Aliás, se estivéssemos nos Estados Unidos, seria quase inevitável que escritores e produtores de cinema ou televisão tivessem já começado a elaborar ficções suculentas baseadas livremente – sem necessidade sequer de ‘colori-las’ muito mais – nos episódios que se vêm sucedendo sobre o grupo Espírito Santo.
É a história de uma maldição que envolve um grupo bancário, as divisões insanáveis entre a família que o herdou e as múltiplas peripécias – algumas delas tão toscas quanto inverosímeis – que ameaçam fazer ruir os alicerces de um castelo dourado.
Desde a sua já longínqua fundação por um homem de condição humilde até se transformar numa oligarquia com pretensões aristocráticas que se consolidou no tempo da ditadura e voltaria a afirmar uma influência sem paralelo junto dos Governos da democracia – ultrapassados os tempos traumáticos da nacionalização –, a história do Banco Espírito Santo é das mais instrutivas do Portugal contemporâneo.
A própria insígnia do grupo, com a sua aura santificadora, terá feito pairar uma inspiração quase extraterrena sobre os negócios mais comezinhos, enviesados ou mesmo inconfessáveis, além de abençoar uma intimidade cada vez mais opaca com o poder político. Tal como os seus antecessores da era salazarista, Ricardo Espírito Santo Salgado tornou-se o expoente da modernização do BES, com a diversificação acelerada – e nalguns casos descontrolada, como se viria a concluir – das actividades do grupo, enquanto se impunha também como o banqueiro privilegiado do regime democrático.
Foi provavelmente esta relação promíscua de poderes que fez o Espírito Santo voar mais alto do que estaria ao seu alcance, tecendo com os sucessivos Governos uma teia que lhe garantiu uma influência sem rival mas acabaria por enredá-lo num insustentável estatuto de impunidade.
Ora, como se viu com a crise bancária internacional de 2008 – da qual os contribuintes tiveram de pagar os custos incomportáveis –, o desregulamento do sistema financeiro só poderia conduzir a um desastre de proporções idênticas às da recessão dos anos 1930. Mas em Portugal nem os Bancos nem os Governos souberam antever, com um mínimo elementar de precaução, aquilo que se tornaria inevitável.
Com efeito, a banca portuguesa em geral e o BES em particular sustentaram festivamente um surto de despesismo desbragado, desde o crédito imobiliário às aventuras sumptuárias da era Sócrates.
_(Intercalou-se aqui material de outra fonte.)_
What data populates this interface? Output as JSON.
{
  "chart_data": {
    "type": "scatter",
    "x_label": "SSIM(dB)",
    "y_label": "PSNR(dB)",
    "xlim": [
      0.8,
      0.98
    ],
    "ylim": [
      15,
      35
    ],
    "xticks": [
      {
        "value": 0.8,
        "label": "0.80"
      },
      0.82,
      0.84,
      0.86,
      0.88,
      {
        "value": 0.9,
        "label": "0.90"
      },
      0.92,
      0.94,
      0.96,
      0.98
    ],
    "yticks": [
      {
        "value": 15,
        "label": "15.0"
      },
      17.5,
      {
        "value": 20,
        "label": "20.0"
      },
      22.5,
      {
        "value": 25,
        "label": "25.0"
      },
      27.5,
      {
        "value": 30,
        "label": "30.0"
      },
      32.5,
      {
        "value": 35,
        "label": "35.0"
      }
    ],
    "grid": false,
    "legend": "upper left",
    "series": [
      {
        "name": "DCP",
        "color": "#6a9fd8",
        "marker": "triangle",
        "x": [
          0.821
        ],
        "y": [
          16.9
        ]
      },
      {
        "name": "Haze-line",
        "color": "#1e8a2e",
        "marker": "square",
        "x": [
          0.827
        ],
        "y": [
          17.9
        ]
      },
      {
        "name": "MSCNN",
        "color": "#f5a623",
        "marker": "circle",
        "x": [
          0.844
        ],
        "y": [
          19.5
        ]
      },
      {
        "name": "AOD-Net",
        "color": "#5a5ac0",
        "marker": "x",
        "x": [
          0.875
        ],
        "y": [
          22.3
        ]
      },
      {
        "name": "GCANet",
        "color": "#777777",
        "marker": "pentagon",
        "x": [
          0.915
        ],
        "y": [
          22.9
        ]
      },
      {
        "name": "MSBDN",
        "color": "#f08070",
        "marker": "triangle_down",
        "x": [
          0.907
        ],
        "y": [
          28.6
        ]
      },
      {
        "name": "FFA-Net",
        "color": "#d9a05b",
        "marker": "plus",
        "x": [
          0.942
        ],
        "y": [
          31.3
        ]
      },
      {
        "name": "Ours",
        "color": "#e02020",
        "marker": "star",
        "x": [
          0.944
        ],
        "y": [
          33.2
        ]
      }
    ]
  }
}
Ricardo Salgado apoiava, por palavras e obras, o desvario socrático até que as campainhas de alarme começaram a tocar estridentemente. Então, ele foi dos primeiros a empurrar o primeiro-ministro para a rendição perante os credores externos, julgando que, desse modo, colocaria a salvo os seus próprios interesses enquanto os contribuintes seriam chamados a pagar a factura exigida pela troika («Ai, aguentam, aguentam», como diria outro banqueiro, Fernando Ulrich).
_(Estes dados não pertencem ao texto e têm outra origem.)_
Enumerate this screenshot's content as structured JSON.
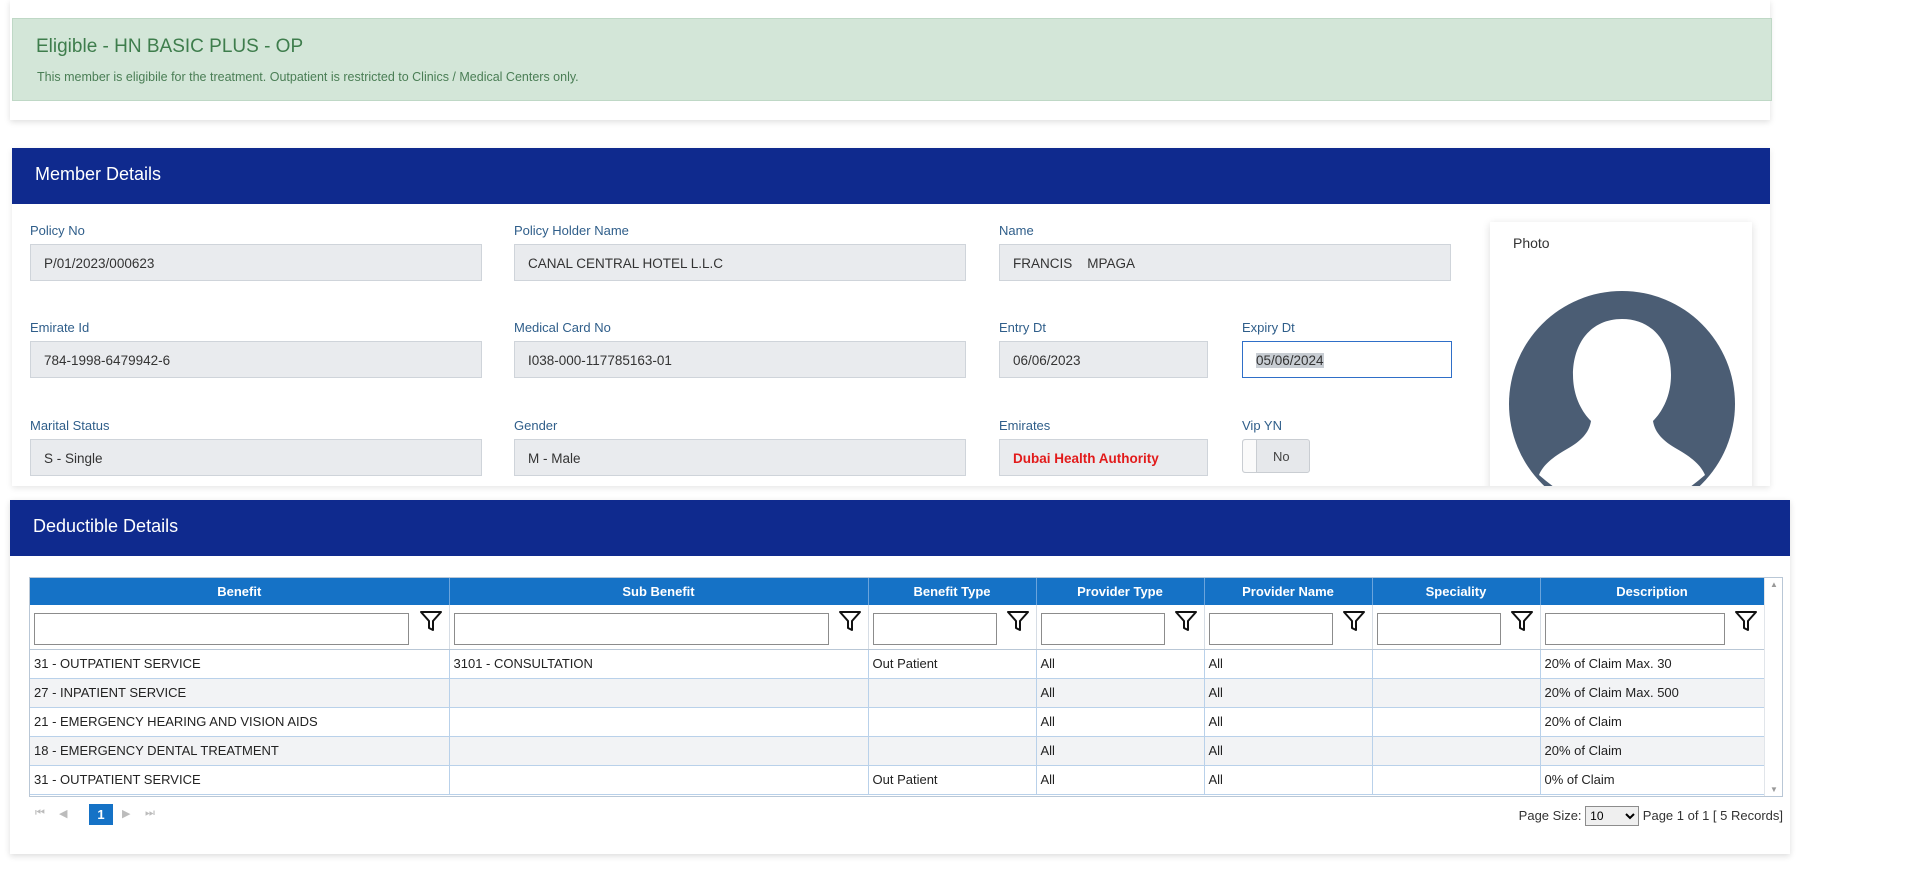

Mas o BES não só não se salvou do descalabro que ele próprio estimulara como foi assaltado pelos seus desvarios e demónios internos – especialmente os dos laços de sangue que, nos momentos críticos, provocam a autofagia familiar.
Ninguém imaginaria que uma instituição com um perfil tão polido e civilizado como o BES se pudesse ter envolvido em mil trapalhadas financeiras e golpes baixos de evasão fiscal, comprometendo a honorabilidade do seu Presidente e outros altos quadros do banco. Nem seria também imaginável que, quando já o Banco de Portugal (BdP), com os pezinhos de lã habituais, arredara a família desavinda da gestão do BES, Ricardo Salgado anunciasse a sua saída por vontade própria e que o seu primo e inimigo de estimação, José Ricciardi, se afirmasse pretendente traído à coroa mas reclamando para si, em jeito de vingança, a posse de uma das jóias familiares, o BESI. Como é possível atingir tais extremos de infantilidade suicidária?
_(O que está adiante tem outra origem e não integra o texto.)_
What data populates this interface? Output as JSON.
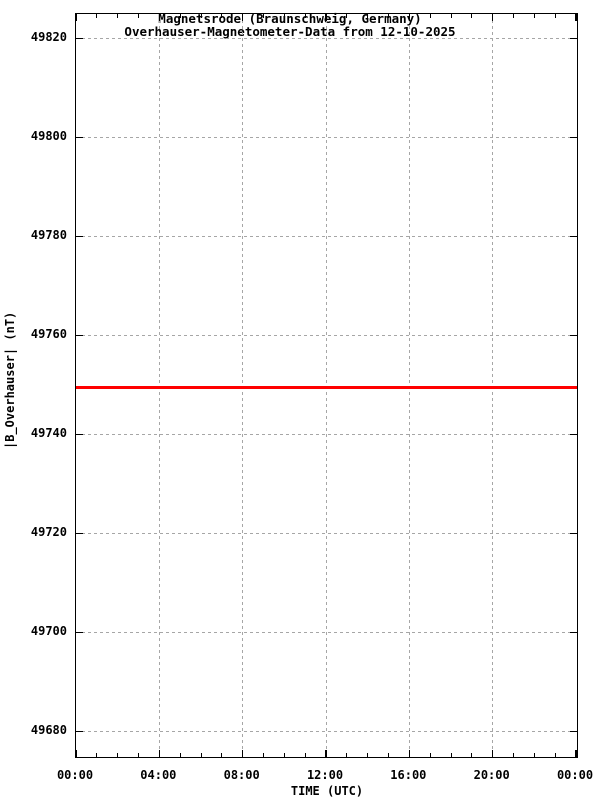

Enquanto a guerra da família entrava em roda livre e Salgado parecia ter conseguido impor o seu braço-direito como sucessor (embora se trate de um dos suspeitos de truques de tesouraria) as acções do BES caíam a pique – 10 por cento – num só dia. Perante os inimputáveis Espírito Santo, o BdP, habituado a correr atrás do prejuízo, chegará a tempo de evitar a hecatombe que nos levará todos a pagar os custos da maldição do banco do regime?